How quickly the patient presents to the ED after noticing symptoms can make or break their eligibility for treatment. Some patients will present within 30 minutes of their symptoms beginning, and others present with 30 minutes remaining before the time window runs out, Rapp explains.
"If the patient sits at home for the first two hours, you only have one hour left," she says. "That’s why it’s important that health care providers use that one hour very wisely."
ED nurses possess the combination of skills required to quickly assess and treat a stroke patient, says Spilker.
"All time-dependent algorithms require good team effort, and EDs are the best at doing that," she notes.
A decision should be made as to whether patients will be treated with thrombolytics within one hour.
"Any ED needs to identify its time frames and compare its data to the national standards," says Spilker.
Here is the recommended time frame for treatment of stroke patients in the ED, developed by the National Institute of Neurological Disorders and Stroke in Bethesda, MD:
• door to doctor: within 10 minutes;
• door to CT: within 25 minutes;
• door to CT interpretation: within 45 minutes;
• door to treatment: within 60 minutes.
Hospitals should add ED components to their stroke pathways, recommends Spilker. (See samples of pathways from two EDs enclosed in this issue and patient evaluation form, pp. 19-20.)
"The supportive action in the ED didn’t require the knowledge, skill, and time that these interventions will require," she notes. "That’s why it’s important that the ED is on the front of the pathway, with prehospital doing prenotification of the ED the same way they do with head trauma and MI patients."
Still, the practice of starting stroke pathways in the ED is controversial. "Any professional continuing education process takes time, and not everyone is embracing this yet," Spilker acknowledges. "Some people don’t have any desire to change the way they practice. Some ED doctors may not have been trained to read CT scans or don’t have access to stat radiology interpretations and still prefer to consult the neurologist or neurosurgeon to manage acute stroke treatments."
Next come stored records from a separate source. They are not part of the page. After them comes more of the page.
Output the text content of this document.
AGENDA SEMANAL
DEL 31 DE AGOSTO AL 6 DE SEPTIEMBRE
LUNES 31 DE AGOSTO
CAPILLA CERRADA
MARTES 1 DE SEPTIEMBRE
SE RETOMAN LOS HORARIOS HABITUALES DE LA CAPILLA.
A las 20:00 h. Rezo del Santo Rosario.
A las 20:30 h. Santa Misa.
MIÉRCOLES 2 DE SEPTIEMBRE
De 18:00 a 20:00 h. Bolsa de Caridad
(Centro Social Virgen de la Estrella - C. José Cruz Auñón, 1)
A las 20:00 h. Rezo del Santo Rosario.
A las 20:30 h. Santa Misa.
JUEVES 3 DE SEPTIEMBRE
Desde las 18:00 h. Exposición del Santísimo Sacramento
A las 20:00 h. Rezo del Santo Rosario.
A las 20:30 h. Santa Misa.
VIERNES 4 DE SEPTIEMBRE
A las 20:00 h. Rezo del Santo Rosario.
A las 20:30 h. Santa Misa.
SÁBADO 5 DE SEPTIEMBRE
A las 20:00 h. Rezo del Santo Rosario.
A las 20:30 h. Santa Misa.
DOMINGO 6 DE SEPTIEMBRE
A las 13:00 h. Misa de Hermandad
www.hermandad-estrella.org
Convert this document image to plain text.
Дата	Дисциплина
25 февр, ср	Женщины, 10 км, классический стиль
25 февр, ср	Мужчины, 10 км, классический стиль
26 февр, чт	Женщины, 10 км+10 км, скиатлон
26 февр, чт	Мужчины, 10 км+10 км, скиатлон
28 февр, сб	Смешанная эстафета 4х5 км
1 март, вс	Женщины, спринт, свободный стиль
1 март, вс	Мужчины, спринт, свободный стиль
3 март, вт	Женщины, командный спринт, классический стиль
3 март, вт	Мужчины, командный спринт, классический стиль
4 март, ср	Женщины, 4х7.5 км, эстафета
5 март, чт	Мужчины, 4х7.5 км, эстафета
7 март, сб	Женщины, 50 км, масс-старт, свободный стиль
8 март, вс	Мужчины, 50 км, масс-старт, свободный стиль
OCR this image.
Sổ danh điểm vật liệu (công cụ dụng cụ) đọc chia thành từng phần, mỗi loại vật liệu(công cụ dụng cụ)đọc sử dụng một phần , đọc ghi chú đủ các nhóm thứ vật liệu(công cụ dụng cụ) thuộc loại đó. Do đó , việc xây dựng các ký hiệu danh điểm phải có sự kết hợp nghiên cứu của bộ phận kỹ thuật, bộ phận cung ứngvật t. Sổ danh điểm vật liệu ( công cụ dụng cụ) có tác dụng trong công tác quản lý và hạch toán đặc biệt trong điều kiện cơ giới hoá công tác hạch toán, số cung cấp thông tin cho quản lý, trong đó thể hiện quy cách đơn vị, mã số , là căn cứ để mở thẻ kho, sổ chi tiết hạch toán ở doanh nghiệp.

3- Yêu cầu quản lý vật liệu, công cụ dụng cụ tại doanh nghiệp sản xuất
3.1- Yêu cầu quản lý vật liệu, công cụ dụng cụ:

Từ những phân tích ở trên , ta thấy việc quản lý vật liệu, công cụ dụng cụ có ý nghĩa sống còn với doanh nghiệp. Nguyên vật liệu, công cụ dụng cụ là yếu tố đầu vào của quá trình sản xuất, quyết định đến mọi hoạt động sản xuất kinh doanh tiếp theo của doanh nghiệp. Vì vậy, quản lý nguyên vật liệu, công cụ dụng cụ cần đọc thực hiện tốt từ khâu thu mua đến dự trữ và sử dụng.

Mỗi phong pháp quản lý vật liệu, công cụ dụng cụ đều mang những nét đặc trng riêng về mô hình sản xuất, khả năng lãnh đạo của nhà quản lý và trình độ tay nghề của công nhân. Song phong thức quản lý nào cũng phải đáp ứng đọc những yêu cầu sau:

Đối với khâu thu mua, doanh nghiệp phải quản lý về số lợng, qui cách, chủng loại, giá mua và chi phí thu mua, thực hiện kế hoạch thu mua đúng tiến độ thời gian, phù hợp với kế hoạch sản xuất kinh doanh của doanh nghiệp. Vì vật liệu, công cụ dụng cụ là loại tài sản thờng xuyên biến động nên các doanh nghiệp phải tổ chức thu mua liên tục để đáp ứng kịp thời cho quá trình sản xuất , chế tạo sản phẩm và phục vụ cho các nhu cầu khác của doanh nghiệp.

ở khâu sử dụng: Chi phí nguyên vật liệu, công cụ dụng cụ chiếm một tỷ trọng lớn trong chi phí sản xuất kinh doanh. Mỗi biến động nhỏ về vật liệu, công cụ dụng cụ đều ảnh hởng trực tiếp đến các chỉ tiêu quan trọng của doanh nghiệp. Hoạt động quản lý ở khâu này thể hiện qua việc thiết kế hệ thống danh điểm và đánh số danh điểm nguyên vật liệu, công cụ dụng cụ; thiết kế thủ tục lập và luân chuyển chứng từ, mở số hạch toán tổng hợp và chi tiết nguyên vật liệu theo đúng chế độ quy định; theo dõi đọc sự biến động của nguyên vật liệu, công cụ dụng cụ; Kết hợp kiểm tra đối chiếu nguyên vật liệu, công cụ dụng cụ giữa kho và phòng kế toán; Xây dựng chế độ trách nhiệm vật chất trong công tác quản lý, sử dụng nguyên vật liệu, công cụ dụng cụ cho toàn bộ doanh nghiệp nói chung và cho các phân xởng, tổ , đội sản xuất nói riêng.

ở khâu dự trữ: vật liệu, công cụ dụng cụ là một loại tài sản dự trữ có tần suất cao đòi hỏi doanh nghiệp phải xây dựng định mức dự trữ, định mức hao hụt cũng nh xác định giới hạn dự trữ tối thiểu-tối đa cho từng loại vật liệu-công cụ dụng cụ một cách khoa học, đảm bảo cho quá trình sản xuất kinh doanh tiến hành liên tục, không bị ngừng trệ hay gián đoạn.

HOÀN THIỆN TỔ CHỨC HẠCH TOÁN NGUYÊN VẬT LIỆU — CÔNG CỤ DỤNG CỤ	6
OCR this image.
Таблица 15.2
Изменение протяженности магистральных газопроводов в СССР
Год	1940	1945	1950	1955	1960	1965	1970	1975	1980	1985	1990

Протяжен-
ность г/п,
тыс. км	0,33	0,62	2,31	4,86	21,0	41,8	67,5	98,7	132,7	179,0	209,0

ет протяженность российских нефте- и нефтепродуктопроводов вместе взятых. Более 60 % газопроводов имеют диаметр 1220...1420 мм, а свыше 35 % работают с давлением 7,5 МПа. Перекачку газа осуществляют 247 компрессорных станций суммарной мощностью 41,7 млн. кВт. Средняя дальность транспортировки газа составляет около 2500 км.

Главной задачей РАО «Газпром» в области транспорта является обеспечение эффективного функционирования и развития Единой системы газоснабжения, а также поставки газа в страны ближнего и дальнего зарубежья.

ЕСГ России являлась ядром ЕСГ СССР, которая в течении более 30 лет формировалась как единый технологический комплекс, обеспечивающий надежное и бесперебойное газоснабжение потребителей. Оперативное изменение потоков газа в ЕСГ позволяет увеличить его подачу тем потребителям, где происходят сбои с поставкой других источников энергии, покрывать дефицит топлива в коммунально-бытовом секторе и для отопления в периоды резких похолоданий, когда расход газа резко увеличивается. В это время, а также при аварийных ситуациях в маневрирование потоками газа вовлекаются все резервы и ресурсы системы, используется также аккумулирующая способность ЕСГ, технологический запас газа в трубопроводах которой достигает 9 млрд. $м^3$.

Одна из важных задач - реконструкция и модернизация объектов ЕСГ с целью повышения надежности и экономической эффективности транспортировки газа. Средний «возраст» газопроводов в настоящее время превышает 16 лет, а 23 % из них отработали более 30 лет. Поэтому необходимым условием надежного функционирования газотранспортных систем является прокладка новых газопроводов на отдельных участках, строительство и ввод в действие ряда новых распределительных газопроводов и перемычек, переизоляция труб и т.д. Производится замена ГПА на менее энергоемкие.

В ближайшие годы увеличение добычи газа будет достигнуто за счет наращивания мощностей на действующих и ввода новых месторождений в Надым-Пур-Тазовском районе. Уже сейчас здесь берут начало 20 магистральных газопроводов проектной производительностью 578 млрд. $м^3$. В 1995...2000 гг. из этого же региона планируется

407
The new pathways are expected to save money down the road, since stroke patients receiving acute treatments in the ED may be less likely to need extensive rehabilitation or care services, Spilker explains.
"Stroke is the No. 1 disabler of adults, and if we can find treatment that prevents disabilities, we can reduce the cost of stroke," she stresses. "We are putting some of the cost of care upfront to save later on the cost of rehabilitation units, outpatient care, and home care."
When a stroke code is called at the University of California-San Diego’s ED, the stroke code team often arrives in the ED before the patient does. That team, which includes the hospital’s stroke neurologist, stroke nurse, and in-house neurology resident, is paged, and radiology is alerted to get ready for a patient coming in for a CT scan.
"We push the patient through urgently and as quickly as possible and get the necessary tests completed to provide the patient as many options as possible," including t-PA, reports Rapp. "Wasting time doing unnecessary tests or treatments could mean a patient won’t be eligible for treatment."
The University of Houston’s stroke pathway ensures that not a minute is wasted.
"We designed the pathway to point out the importance of time, since whenever we’re not moving as fast as we can, the patient is actually losing brain cells, says Patti Bratina, RN, BSN, clinical research coordinator at the University of Texas Stroke Program in Houston.
After the pathway was implemented, inservices were conducted to bring that point home to ED nurses. "We emphasized that we’re operating in hypermode up until the point of determining if the patient will be treated, says Bratina.